The Holy Kiss
I'm not usually an article sharer, but this one struck me and I've been thinking of bits of it over the past couple of days--so, I am now sharing it with you.
Kiss and Tell the Gospel: what the early church meant by the "holy kiss"
I have been thinking a lot about embodiment lately--and how much the Church often focuses on "spiritual health," often defining that way too narrowly (e.g., "don't send her to the psychotherapist! just perform an exorcism or pray over her! we have to deal with her spiritual issues"). As if our "spirituality" is somehow separate from our bodies, our emotions, our experiences, our psychology, our intellectual pursuits. And I like the way embodied rituals (e.g., the holy kiss) bring some of that together.
The other part of the article I found interesting was how quickly this ritual became a thing of separation, alienation, and domination in the Church. We are so quick to do turn beautiful practices of community and love into ways to express power, hierarchy, separation, and who's at the top of the totem pole. We are so broken. God have mercy.
And, of course, I think we could all use some more kissing. Everyone who reads this can feel free to greet me with a holy kiss whenever they see me. Who wouldn't love this form of community? Sign me up.
Kiss and Tell the Gospel: what the early church meant by the "holy kiss"
I have been thinking a lot about embodiment lately--and how much the Church often focuses on "spiritual health," often defining that way too narrowly (e.g., "don't send her to the psychotherapist! just perform an exorcism or pray over her! we have to deal with her spiritual issues").
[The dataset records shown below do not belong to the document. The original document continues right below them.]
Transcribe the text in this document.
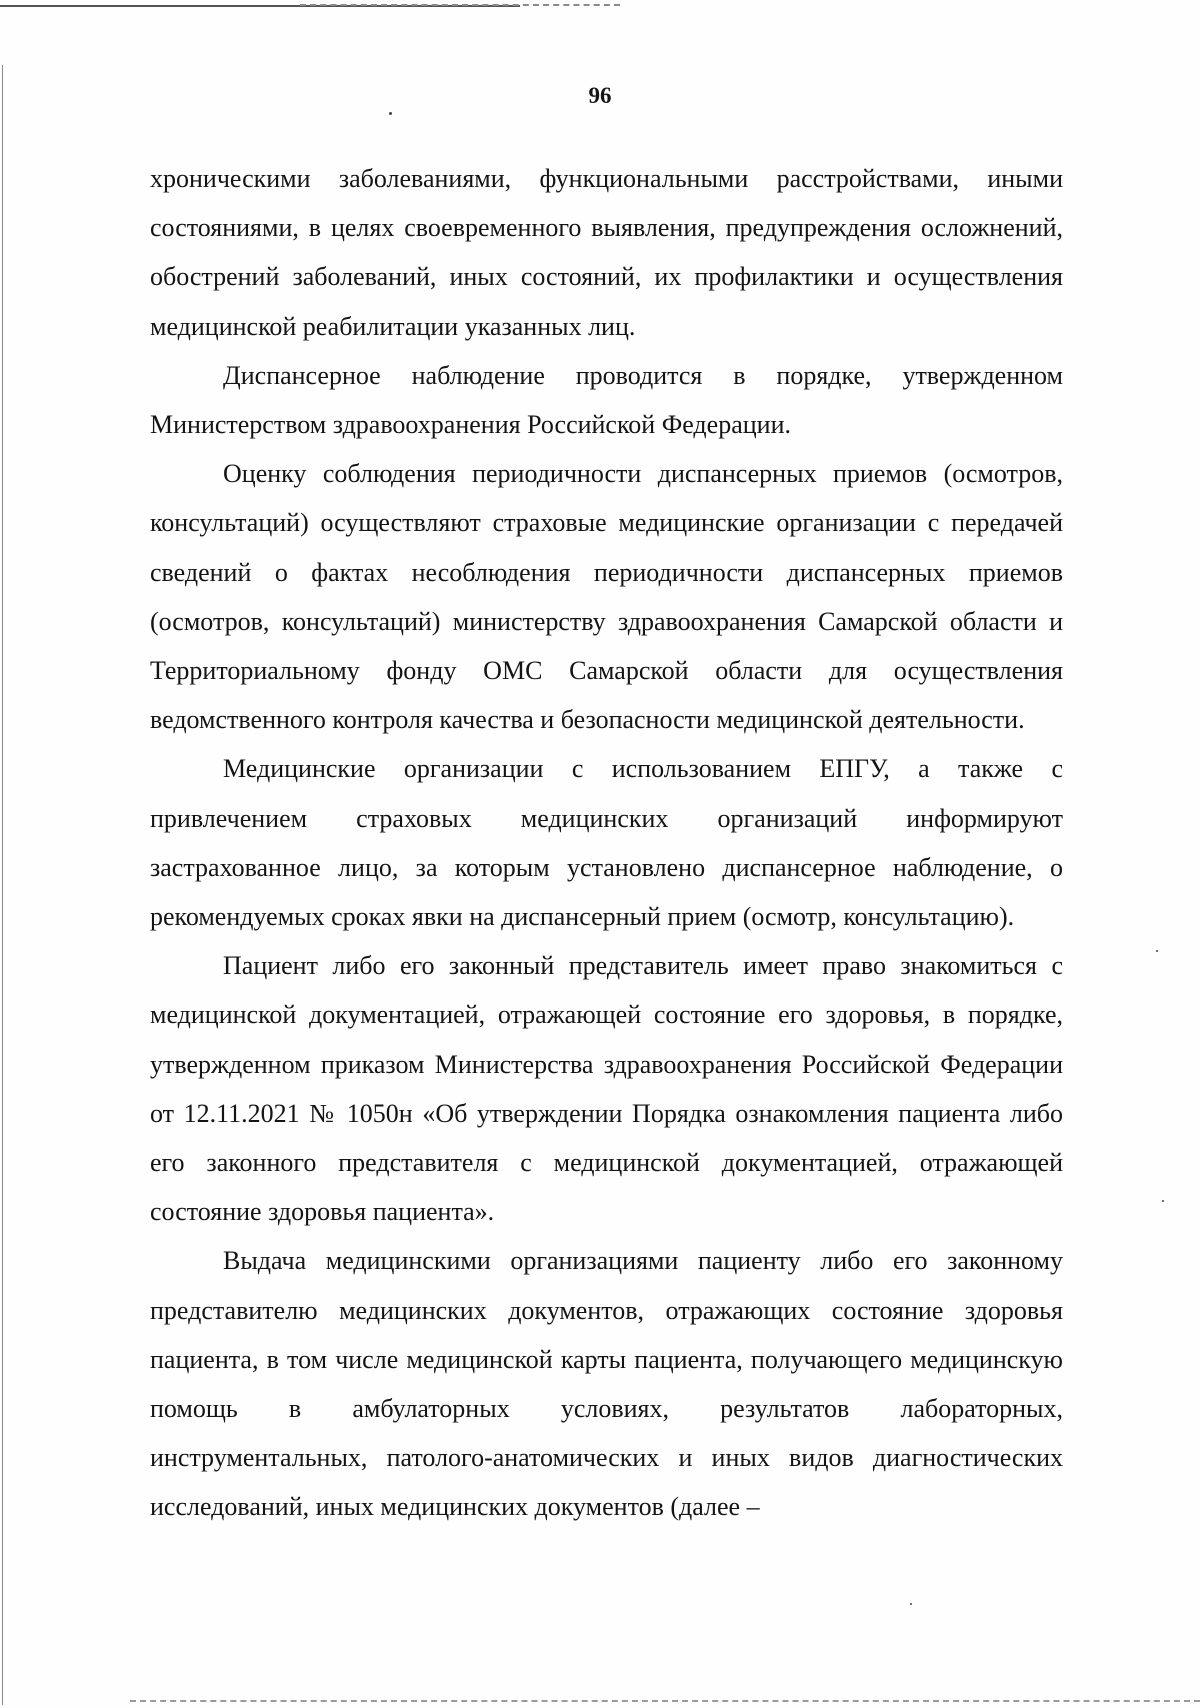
96

хроническими заболеваниями, функциональными расстройствами, иными состояниями, в целях своевременного выявления, предупреждения осложнений, обострений заболеваний, иных состояний, их профилактики и осуществления медицинской реабилитации указанных лиц.

Диспансерное наблюдение проводится в порядке, утвержденном Министерством здравоохранения Российской Федерации.

Оценку соблюдения периодичности диспансерных приемов (осмотров, консультаций) осуществляют страховые медицинские организации с передачей сведений о фактах несоблюдения периодичности диспансерных приемов (осмотров, консультаций) министерству здравоохранения Самарской области и Территориальному фонду ОМС Самарской области для осуществления ведомственного контроля качества и безопасности медицинской деятельности.

Медицинские организации с использованием ЕПГУ, а также с привлечением страховых медицинских организаций информируют застрахованное лицо, за которым установлено диспансерное наблюдение, о рекомендуемых сроках явки на диспансерный прием (осмотр, консультацию).

Пациент либо его законный представитель имеет право знакомиться с медицинской документацией, отражающей состояние его здоровья, в порядке, утвержденном приказом Министерства здравоохранения Российской Федерации от 12.11.2021 № 1050н «Об утверждении Порядка ознакомления пациента либо его законного представителя с медицинской документацией, отражающей состояние здоровья пациента».

Выдача медицинскими организациями пациенту либо его законному представителю медицинских документов, отражающих состояние здоровья пациента, в том числе медицинской карты пациента, получающего медицинскую помощь в амбулаторных условиях, результатов лабораторных, инструментальных, патолого-анатомических и иных видов диагностических исследований, иных медицинских документов (далее –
As if our "spirituality" is somehow separate from our bodies, our emotions, our experiences, our psychology, our intellectual pursuits. And I like the way embodied rituals (e.g., the holy kiss) bring some of that together.
The other part of the article I found interesting was how quickly this ritual became a thing of separation, alienation, and domination in the Church. We are so quick to do turn beautiful practices of community and love into ways to express power, hierarchy, separation, and who's at the top of the totem pole. We are so broken. God have mercy.
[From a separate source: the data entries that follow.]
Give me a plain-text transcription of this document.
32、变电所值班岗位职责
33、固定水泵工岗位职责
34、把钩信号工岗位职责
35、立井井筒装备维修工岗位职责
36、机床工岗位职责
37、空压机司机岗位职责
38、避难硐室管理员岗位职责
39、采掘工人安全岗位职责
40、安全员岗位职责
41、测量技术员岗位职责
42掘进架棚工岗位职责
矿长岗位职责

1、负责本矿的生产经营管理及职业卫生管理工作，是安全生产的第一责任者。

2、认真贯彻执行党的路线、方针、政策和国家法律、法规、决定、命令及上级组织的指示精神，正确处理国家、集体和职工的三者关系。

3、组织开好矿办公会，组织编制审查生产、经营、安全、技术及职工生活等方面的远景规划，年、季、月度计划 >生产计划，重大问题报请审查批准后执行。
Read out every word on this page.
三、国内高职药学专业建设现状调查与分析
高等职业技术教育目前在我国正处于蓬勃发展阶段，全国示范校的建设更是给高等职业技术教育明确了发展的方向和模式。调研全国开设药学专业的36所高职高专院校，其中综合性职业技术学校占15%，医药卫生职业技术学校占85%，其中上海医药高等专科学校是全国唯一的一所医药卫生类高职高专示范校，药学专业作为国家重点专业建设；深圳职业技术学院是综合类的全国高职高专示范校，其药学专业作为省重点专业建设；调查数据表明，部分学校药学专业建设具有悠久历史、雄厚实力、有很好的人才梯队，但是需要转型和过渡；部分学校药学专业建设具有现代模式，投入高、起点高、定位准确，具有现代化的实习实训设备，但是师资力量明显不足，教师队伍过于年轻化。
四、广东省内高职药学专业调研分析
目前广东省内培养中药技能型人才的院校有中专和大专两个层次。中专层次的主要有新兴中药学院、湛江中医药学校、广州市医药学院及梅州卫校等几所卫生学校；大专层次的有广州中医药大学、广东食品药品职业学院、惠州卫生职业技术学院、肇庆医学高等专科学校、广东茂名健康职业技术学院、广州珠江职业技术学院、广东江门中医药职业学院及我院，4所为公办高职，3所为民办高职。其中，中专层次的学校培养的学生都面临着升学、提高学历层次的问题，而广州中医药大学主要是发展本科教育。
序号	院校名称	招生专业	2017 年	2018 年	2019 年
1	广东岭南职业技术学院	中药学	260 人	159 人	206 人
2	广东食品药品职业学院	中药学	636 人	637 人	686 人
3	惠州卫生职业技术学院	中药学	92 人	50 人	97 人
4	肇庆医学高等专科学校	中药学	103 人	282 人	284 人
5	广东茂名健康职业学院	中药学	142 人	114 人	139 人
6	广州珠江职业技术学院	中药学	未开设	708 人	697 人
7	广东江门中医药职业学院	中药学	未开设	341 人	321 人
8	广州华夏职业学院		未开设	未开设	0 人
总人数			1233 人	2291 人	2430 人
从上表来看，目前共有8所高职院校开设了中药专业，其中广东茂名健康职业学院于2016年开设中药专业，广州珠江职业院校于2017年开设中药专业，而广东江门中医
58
And, of course, I think we could all use some more kissing. Everyone who reads this can feel free to greet me with a holy kiss whenever they see me. Who wouldn't love this form of community? Sign me up.
2 Comments:
i liked that article. my comment here is a bit off topic -and hopefully won't sound ornery- but was inspired by this post:
i notice that you include 'hierarchy' and 'power' along with 'separaton' and 'who's at the top of the totem pole'. and these all seem to contrast with practices of community and love.
but do we think that all expression of power or all hierarchy must stand opposed to community and love? if so, does this commit us, as christians, to a rejection of the episcopate? i am not sure what to say about this. at least for many centuries, much of the church has understood hierarchy to be an expression of community and love; to embody a loving community.
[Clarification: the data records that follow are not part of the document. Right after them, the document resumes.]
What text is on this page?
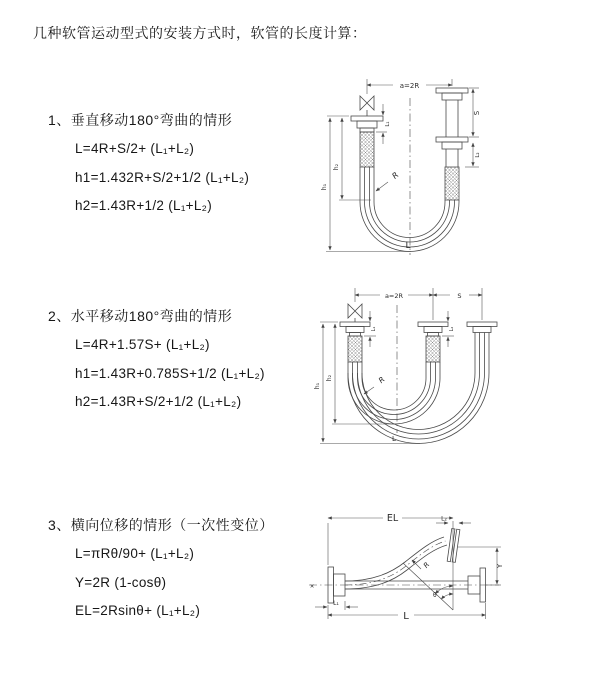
几种软管运动型式的安装方式时，软管的长度计算：
1、垂直移动180°弯曲的情形
L=4R+S/2+ (L₁+L₂)
h1=1.432R+S/2+1/2 (L₁+L₂)
h2=1.43R+1/2 (L₁+L₂)
2、水平移动180°弯曲的情形
L=4R+1.57S+ (L₁+L₂)
h1=1.43R+0.785S+1/2 (L₁+L₂)
h2=1.43R+S/2+1/2 (L₁+L₂)
3、横向位移的情形（一次性变位）
L=πRθ/90+ (L₁+L₂)
Y=2R (1-cosθ)
EL=2Rsinθ+ (L₁+L₂)
a=2R
h₁
h₂
L₁
S
L₂
R
L
a=2R	S
h₁
h₂
L₁	L₂
R
L
EL	L₂
Y
R
θ
L
L₁
✕
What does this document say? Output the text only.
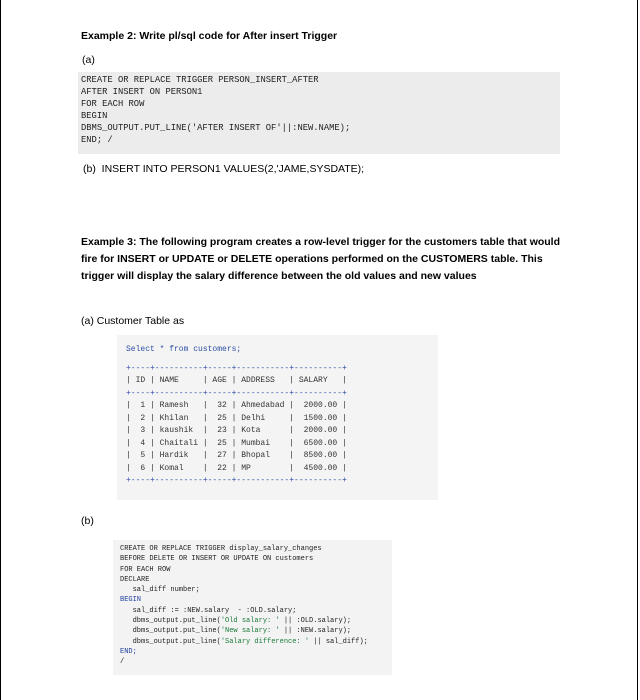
Example 2: Write pl/sql code for After insert Trigger
(a)
CREATE OR REPLACE TRIGGER PERSON_INSERT_AFTER
AFTER INSERT ON PERSON1
FOR EACH ROW
BEGIN
DBMS_OUTPUT.PUT_LINE('AFTER INSERT OF'||:NEW.NAME);
END; /
(b)  INSERT INTO PERSON1 VALUES(2,'JAME,SYSDATE);
Example 3: The following program creates a row-level trigger for the customers table that would fire for INSERT or UPDATE or DELETE operations performed on the CUSTOMERS table. This trigger will display the salary difference between the old values and new values
(a) Customer Table as
Select * from customers;
+----+----------+-----+-----------+----------+
| ID | NAME     | AGE | ADDRESS   | SALARY   |
+----+----------+-----+-----------+----------+
|  1 | Ramesh   |  32 | Ahmedabad |  2000.00 |
|  2 | Khilan   |  25 | Delhi     |  1500.00 |
|  3 | kaushik  |  23 | Kota      |  2000.00 |
|  4 | Chaitali |  25 | Mumbai    |  6500.00 |
|  5 | Hardik   |  27 | Bhopal    |  8500.00 |
|  6 | Komal    |  22 | MP        |  4500.00 |
+----+----------+-----+-----------+----------+
(b)
CREATE OR REPLACE TRIGGER display_salary_changes
BEFORE DELETE OR INSERT OR UPDATE ON customers
FOR EACH ROW
DECLARE
sal_diff number;
BEGIN
sal_diff := :NEW.salary  - :OLD.salary;
dbms_output.put_line('Old salary: ' || :OLD.salary);
dbms_output.put_line('New salary: ' || :NEW.salary);
dbms_output.put_line('Salary difference: ' || sal_diff);
END;
/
i'm not saying that this view is the correct one, but i'm a bit wary of a view that wants to throw out all 'hierarchy' in an effort to realize community, and i wonder what the motivation for this is: is the idea that (chirstian) community as such must be egalitarian, or even 'radically' egalitarian? or is the idea just that there are better and worse kinds of hierarchy -e.g. one that allows some to dominate or oppress others, versus one that embodies charity and humility. i guess i'm asking you about ecclesiology. but also i think i'm asking about how you see the kingdom.
it seems to me that this issue is actually relevant to your petition about the awards, though i'm not sure how exactly to connect the dots. i also have the sense that these questions are closely related to your vision of how the developmentally disabled fit into the realization of the kingdom. am i right in this sense?
Micah, you raise some really important questions. Thank you for your thoughtfulness in responding. And you are right that these issues are of fundamental importance for me in terms of both ecclesiology and in how I see the Kingdom of God. And yes, I agree that it's from the same area of underlying conviction that tells me it is not good for us to see our brothers and sisters as rivals for awards.
you are right in pointing out that it was sloppy for me to lump "power" in itself with things that are opposed to community and love. that is certainly not true. power dynamics exist in every relationship, structure, and organization. and power can be used for good, and to further the gospel and can promote love in a Christian community. Jesus is a good example of one who uses his power to empower those in a society who have no power. and that, most certainly, is a good use of power.
power is not in itself bad. and i appreciate you reminding me of that. i guess the problem is, i see many more examples of people using their power for their own gain, ego, or to dominate others (even just in everyday power dynamics). so i begin to grow wary of structural positions of power, and wonder whether (in our brokenness) we as humans ever really can handle our power and use it for good; because i rarely see that.
as for 'hierarchy', i am more wary of this than of 'power'. i am all for people using their gifts, and think that there need to be people (e.g., pastors, teachers, etc.) who serve a specific function in the body--and perhaps have some kind of leadership role. i guess what i am wanting to preserve is the message of 1 corinthians 12.